3. Do what works for you.

In liberating yourself from most of the traditional rules in academia, you might be tempted to replace them with rules (or another kind of structure) that offer some kind of guidance for your alt-ac life. An accomplished alt-ac scholar might serve as a productive model, giving you an idea of a trajectory or brand with which you can align yourself. There is an undeniable comfort and stability that comes from aligning yourself and your work with a similar model, and you should let yourself use this as long as it’s helpful. But if it ever limits you, don’t let it hold you back.

            In other words: don’t feel compelled to sign up for a course you don’t want to take because it will put you on someone else’s version of a non-traditional path. Don’t obsess over making every hour spent at your graduate assistantship a perfect fit for the nearest career opportunity. You are, by definition, alternate. So be alternate. Take advantage of your freedom to pursue any opportunity that energizes you. Use all the resources at your disposal to do weird, innovative things that embody your non-traditional scholarly identity in its superlative form. Especially if it means your dissertation defense will include a video feed of Adam Sandler reading “Ode on a Grecian Urn” in the style of Opera Man.[4]

            In the words of many rebellious youngsters of my generation: you do you. In the end, you’ll be happy you did.

            [1] See Brooklyn Nine-Nine, season 6 episode 13, “The Bimbo,” written by Madeline Walter & Paul Welsh: the final (delightful) scene in which Kevin Cozner defends his husband’s honor to a room full of classicists.

            [2] And even if you are desperate for your committee’s approval, is there a more efficient way to get it?
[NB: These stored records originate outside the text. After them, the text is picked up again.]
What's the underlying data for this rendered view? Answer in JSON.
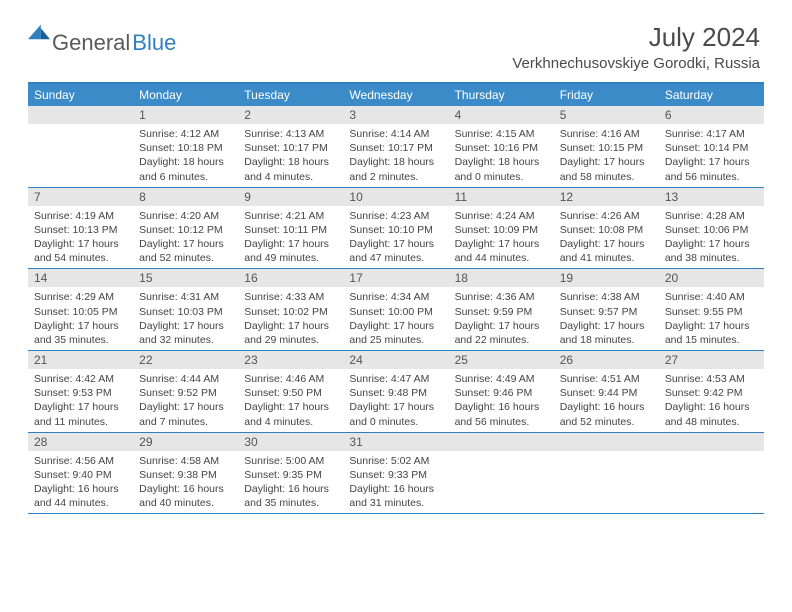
{
  "brand": {
    "word1": "General",
    "word2": "Blue"
  },
  "title": "July 2024",
  "location": "Verkhnechusovskiye Gorodki, Russia",
  "colors": {
    "accent": "#3b8bc9",
    "border": "#2f7fbf",
    "daybar": "#e6e6e6",
    "text": "#4a4a4a"
  },
  "daysOfWeek": [
    "Sunday",
    "Monday",
    "Tuesday",
    "Wednesday",
    "Thursday",
    "Friday",
    "Saturday"
  ],
  "weeks": [
    [
      {
        "n": "",
        "sr": "",
        "ss": "",
        "dl": ""
      },
      {
        "n": "1",
        "sr": "Sunrise: 4:12 AM",
        "ss": "Sunset: 10:18 PM",
        "dl": "Daylight: 18 hours and 6 minutes."
      },
      {
        "n": "2",
        "sr": "Sunrise: 4:13 AM",
        "ss": "Sunset: 10:17 PM",
        "dl": "Daylight: 18 hours and 4 minutes."
      },
      {
        "n": "3",
        "sr": "Sunrise: 4:14 AM",
        "ss": "Sunset: 10:17 PM",
        "dl": "Daylight: 18 hours and 2 minutes."
      },
      {
        "n": "4",
        "sr": "Sunrise: 4:15 AM",
        "ss": "Sunset: 10:16 PM",
        "dl": "Daylight: 18 hours and 0 minutes."
      },
      {
        "n": "5",
        "sr": "Sunrise: 4:16 AM",
        "ss": "Sunset: 10:15 PM",
        "dl": "Daylight: 17 hours and 58 minutes."
      },
      {
        "n": "6",
        "sr": "Sunrise: 4:17 AM",
        "ss": "Sunset: 10:14 PM",
        "dl": "Daylight: 17 hours and 56 minutes."
      }
    ],
    [
      {
        "n": "7",
        "sr": "Sunrise: 4:19 AM",
        "ss": "Sunset: 10:13 PM",
        "dl": "Daylight: 17 hours and 54 minutes."
      },
      {
        "n": "8",
        "sr": "Sunrise: 4:20 AM",
        "ss": "Sunset: 10:12 PM",
        "dl": "Daylight: 17 hours and 52 minutes."
      },
      {
        "n": "9",
        "sr": "Sunrise: 4:21 AM",
        "ss": "Sunset: 10:11 PM",
        "dl": "Daylight: 17 hours and 49 minutes."
      },
      {
        "n": "10",
        "sr": "Sunrise: 4:23 AM",
        "ss": "Sunset: 10:10 PM",
        "dl": "Daylight: 17 hours and 47 minutes."
      },
      {
        "n": "11",
        "sr": "Sunrise: 4:24 AM",
        "ss": "Sunset: 10:09 PM",
        "dl": "Daylight: 17 hours and 44 minutes."
      },
      {
        "n": "12",
        "sr": "Sunrise: 4:26 AM",
        "ss": "Sunset: 10:08 PM",
        "dl": "Daylight: 17 hours and 41 minutes."
      },
      {
        "n": "13",
        "sr": "Sunrise: 4:28 AM",
        "ss": "Sunset: 10:06 PM",
        "dl": "Daylight: 17 hours and 38 minutes."
      }
    ],
    [
      {
        "n": "14",
        "sr": "Sunrise: 4:29 AM",
        "ss": "Sunset: 10:05 PM",
        "dl": "Daylight: 17 hours and 35 minutes."
      },
      {
        "n": "15",
        "sr": "Sunrise: 4:31 AM",
        "ss": "Sunset: 10:03 PM",
        "dl": "Daylight: 17 hours and 32 minutes."
      },
      {
        "n": "16",
        "sr": "Sunrise: 4:33 AM",
        "ss": "Sunset: 10:02 PM",
        "dl": "Daylight: 17 hours and 29 minutes."
      },
      {
        "n": "17",
        "sr": "Sunrise: 4:34 AM",
        "ss": "Sunset: 10:00 PM",
        "dl": "Daylight: 17 hours and 25 minutes."
      },
      {
        "n": "18",
        "sr": "Sunrise: 4:36 AM",
        "ss": "Sunset: 9:59 PM",
        "dl": "Daylight: 17 hours and 22 minutes."
      },
      {
        "n": "19",
        "sr": "Sunrise: 4:38 AM",
        "ss": "Sunset: 9:57 PM",
        "dl": "Daylight: 17 hours and 18 minutes."
      },
      {
        "n": "20",
        "sr": "Sunrise: 4:40 AM",
        "ss": "Sunset: 9:55 PM",
        "dl": "Daylight: 17 hours and 15 minutes."
      }
    ],
    [
      {
        "n": "21",
        "sr": "Sunrise: 4:42 AM",
        "ss": "Sunset: 9:53 PM",
        "dl": "Daylight: 17 hours and 11 minutes."
      },
      {
        "n": "22",
        "sr": "Sunrise: 4:44 AM",
        "ss": "Sunset: 9:52 PM",
        "dl": "Daylight: 17 hours and 7 minutes."
      },
      {
        "n": "23",
        "sr": "Sunrise: 4:46 AM",
        "ss": "Sunset: 9:50 PM",
        "dl": "Daylight: 17 hours and 4 minutes."
      },
      {
        "n": "24",
        "sr": "Sunrise: 4:47 AM",
        "ss": "Sunset: 9:48 PM",
        "dl": "Daylight: 17 hours and 0 minutes."
      },
      {
        "n": "25",
        "sr": "Sunrise: 4:49 AM",
        "ss": "Sunset: 9:46 PM",
        "dl": "Daylight: 16 hours and 56 minutes."
      },
      {
        "n": "26",
        "sr": "Sunrise: 4:51 AM",
        "ss": "Sunset: 9:44 PM",
        "dl": "Daylight: 16 hours and 52 minutes."
      },
      {
        "n": "27",
        "sr": "Sunrise: 4:53 AM",
        "ss": "Sunset: 9:42 PM",
        "dl": "Daylight: 16 hours and 48 minutes."
      }
    ],
    [
      {
        "n": "28",
        "sr": "Sunrise: 4:56 AM",
        "ss": "Sunset: 9:40 PM",
        "dl": "Daylight: 16 hours and 44 minutes."
      },
      {
        "n": "29",
        "sr": "Sunrise: 4:58 AM",
        "ss": "Sunset: 9:38 PM",
        "dl": "Daylight: 16 hours and 40 minutes."
      },
      {
        "n": "30",
        "sr": "Sunrise: 5:00 AM",
        "ss": "Sunset: 9:35 PM",
        "dl": "Daylight: 16 hours and 35 minutes."
      },
      {
        "n": "31",
        "sr": "Sunrise: 5:02 AM",
        "ss": "Sunset: 9:33 PM",
        "dl": "Daylight: 16 hours and 31 minutes."
      },
      {
        "n": "",
        "sr": "",
        "ss": "",
        "dl": ""
      },
      {
        "n": "",
        "sr": "",
        "ss": "",
        "dl": ""
      },
      {
        "n": "",
        "sr": "",
        "ss": "",
        "dl": ""
      }
    ]
  ]
}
Like doing some cool departmental service, leveling up your teaching skills, or training a flock of parakeets to provide services to the university as full-time avian research assistants?

            [3] I suggest making a multicolored pie chart, as a coloring project can provide a stressed graduate student with much-needed relaxation.

            [4] “Kubla Khan” and Billy Madison would work, too.

Kelsey Norwood is a PhD candidate in English at Boston College, a graduate assistant at BC’s Center for Teaching Excellence, and a comedy writer with a fondness for anachronism.